We’ve evolved a population of 1050 agents of different anatomies (Ant, Bug, Spider), policies (MLP, LSTM), and adaptation strategies (PPO-tracking, RL^2, meta-updates) for 10 epochs. Initially, we had an equal number of agents of each type. Every epoch, we randomly matched 1000 pairs of agents and made them compete and adapt in multi-round games against each other. The agents that lost disappeared from the population, while the winners replicated themselves.
Summary: After a few epochs of evolution, Spiders, being the weakest, disappeared, the subpopulation of Bugs more than doubled, the Ants stayed the same. Importantly, the agents with meta-learned adaptation strategies end up dominating the population.
OpenAI has developed a “learning to learn” (or meta-learning) framework that allows an AI agent to continuously adapt to a dynamic environment, at least in certain conditions. The environment is dynamic for a number of reasons, including the fact that opponents are learning as well.
AI agents equipped with the meta-learning framework win more fights against their opponents and eventually dominate the environment. Be sure to watch the last video to see the effect.
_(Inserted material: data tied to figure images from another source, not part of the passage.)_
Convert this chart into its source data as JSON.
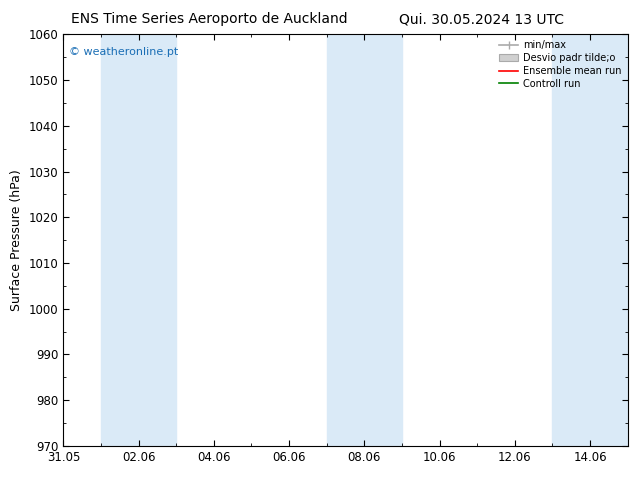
{
  "title_left": "ENS Time Series Aeroporto de Auckland",
  "title_right": "Qui. 30.05.2024 13 UTC",
  "ylabel": "Surface Pressure (hPa)",
  "ylim": [
    970,
    1060
  ],
  "yticks": [
    970,
    980,
    990,
    1000,
    1010,
    1020,
    1030,
    1040,
    1050,
    1060
  ],
  "xtick_labels": [
    "31.05",
    "02.06",
    "04.06",
    "06.06",
    "08.06",
    "10.06",
    "12.06",
    "14.06"
  ],
  "xtick_positions": [
    0,
    2,
    4,
    6,
    8,
    10,
    12,
    14
  ],
  "xlim": [
    0,
    15
  ],
  "shaded_bands": [
    {
      "x_start": 1,
      "x_end": 3
    },
    {
      "x_start": 7,
      "x_end": 9
    },
    {
      "x_start": 13,
      "x_end": 15
    }
  ],
  "shaded_color": "#daeaf7",
  "watermark_text": "© weatheronline.pt",
  "watermark_color": "#1a6eb5",
  "background_color": "#ffffff",
  "plot_bg_color": "#ffffff",
  "title_fontsize": 10,
  "tick_fontsize": 8.5,
  "ylabel_fontsize": 9
}
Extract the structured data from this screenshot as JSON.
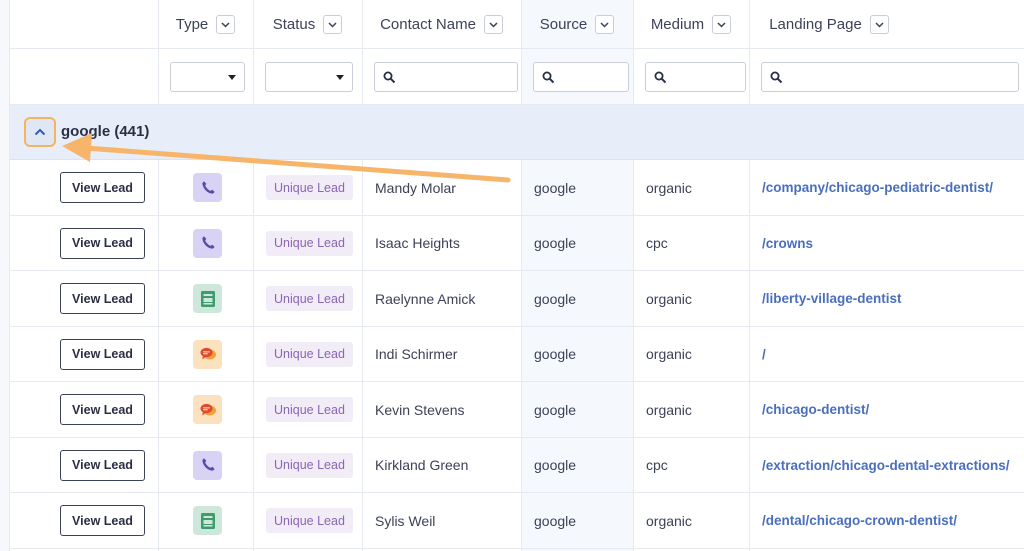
{
  "columns": [
    {
      "key": "type",
      "label": "Type"
    },
    {
      "key": "status",
      "label": "Status"
    },
    {
      "key": "contact",
      "label": "Contact Name"
    },
    {
      "key": "source",
      "label": "Source"
    },
    {
      "key": "medium",
      "label": "Medium"
    },
    {
      "key": "landing",
      "label": "Landing Page"
    }
  ],
  "group": {
    "label": "google (441)"
  },
  "view_lead_label": "View Lead",
  "icons": {
    "phone": "phone-icon",
    "form": "form-icon",
    "chat": "chat-icon"
  },
  "colors": {
    "landing_link": "#4a6fbd",
    "status_text": "#8a66b5",
    "highlight": "#f4b35e"
  },
  "rows": [
    {
      "type": "phone",
      "status": "Unique Lead",
      "contact": "Mandy Molar",
      "source": "google",
      "medium": "organic",
      "landing": "/company/chicago-pediatric-dentist/"
    },
    {
      "type": "phone",
      "status": "Unique Lead",
      "contact": "Isaac Heights",
      "source": "google",
      "medium": "cpc",
      "landing": "/crowns"
    },
    {
      "type": "form",
      "status": "Unique Lead",
      "contact": "Raelynne Amick",
      "source": "google",
      "medium": "organic",
      "landing": "/liberty-village-dentist"
    },
    {
      "type": "chat",
      "status": "Unique Lead",
      "contact": "Indi Schirmer",
      "source": "google",
      "medium": "organic",
      "landing": "/"
    },
    {
      "type": "chat",
      "status": "Unique Lead",
      "contact": "Kevin Stevens",
      "source": "google",
      "medium": "organic",
      "landing": "/chicago-dentist/"
    },
    {
      "type": "phone",
      "status": "Unique Lead",
      "contact": "Kirkland Green",
      "source": "google",
      "medium": "cpc",
      "landing": "/extraction/chicago-dental-extractions/"
    },
    {
      "type": "form",
      "status": "Unique Lead",
      "contact": "Sylis Weil",
      "source": "google",
      "medium": "organic",
      "landing": "/dental/chicago-crown-dentist/"
    }
  ]
}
The meta-learning framework gives the selected AI agents the capability to predict and anticipate the changes in the environment and adapt faster than the AI agents that only learn from direct experience.
We know that the neocortex is a prediction machine and that human intelligence amounts to the capability to anticipate and adapt. This research is a key step towards artificial general intelligence.